08/30/2012 11:31 EDT | Updated 10/30/2012 05:12 EDT

Female war resister loses fight to stay in Canada

The first female U.S. war deserter to flee to Canada will be sent back to the United States following an immigration board decision made Thursday.

Kimberly Rivera, a mother of four young children who lives in Toronto with her husband, served in Iraq as a U.S. Army private in 2006.

Rivera became disillusioned with the mission and crossed the border into Canada while on leave in February 2007 after she was ordered to serve another tour in Iraq.

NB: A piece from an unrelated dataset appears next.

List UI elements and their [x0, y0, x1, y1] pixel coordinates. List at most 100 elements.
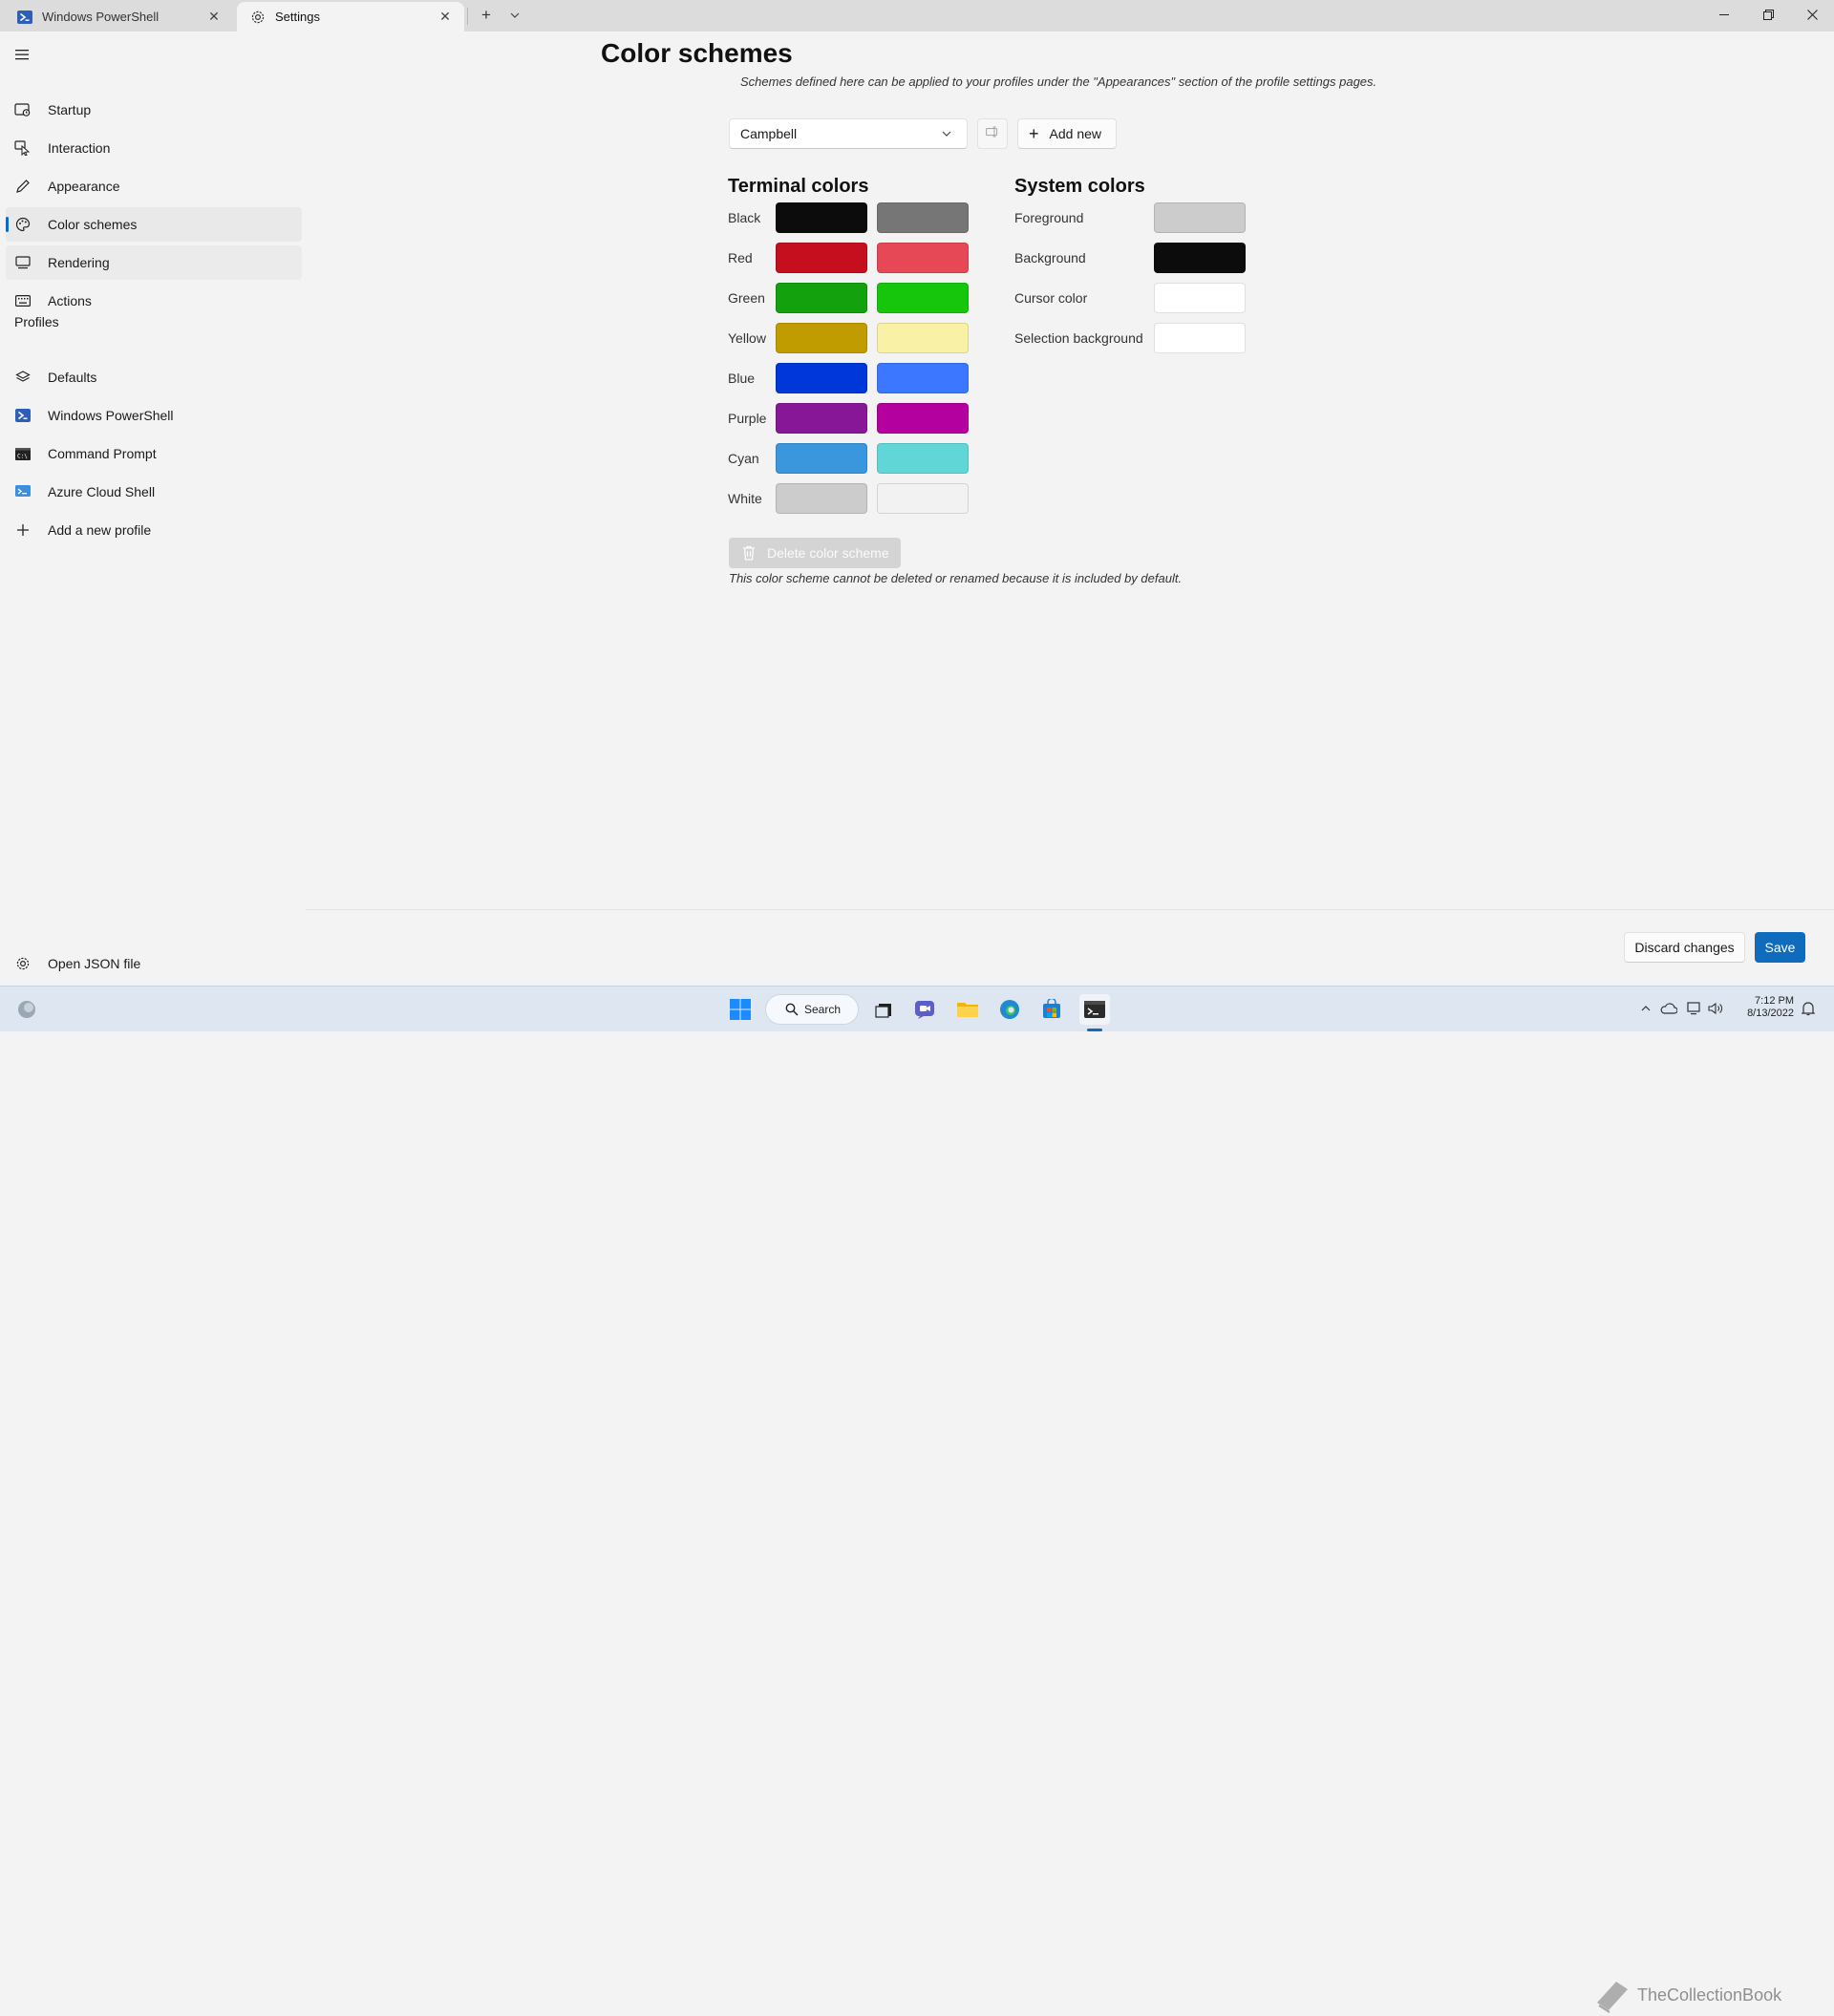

Michelle Robidoux, a spokeswoman for the War Resisters Support Campaign, said Thursday that Citizenship and Immigration Canada has ordered Rivera to leave the country by Sept. 20.

Robidoux said Rivera will meet with her lawyers to determine her next course of action and was unavailable to comment on the deportation order.

"We are very upset about this decision," said Robidoux. "The cases of war resisters are not being looked at properly."

The War Resisters Support Campaign says Rivera, 30, will face harsh punishment in the United States if she's deported.

Rivera may face court martial, jail time, lawyers argue

Rivera's lawyers have argued in Canada's federal court that their client would likely face a court martial and jail time, possibly up to five years, instead of an administrative discharge if she is deported because of her political opposition to the war.

The War Resisters Support Campaign said two other Iraq war resisters who were deported, Robin Long and Clifford Cornell, faced year-long jail sentences upon their return.

Long was given a dishonorable discharge in 2008 and sentenced to 15 months in a military prison after pleading guilty to charges of desertion.

The federal government first ordered Rivera to leave Canada in January 2009.

She appealed that order but Thursday's decision came back with the same result.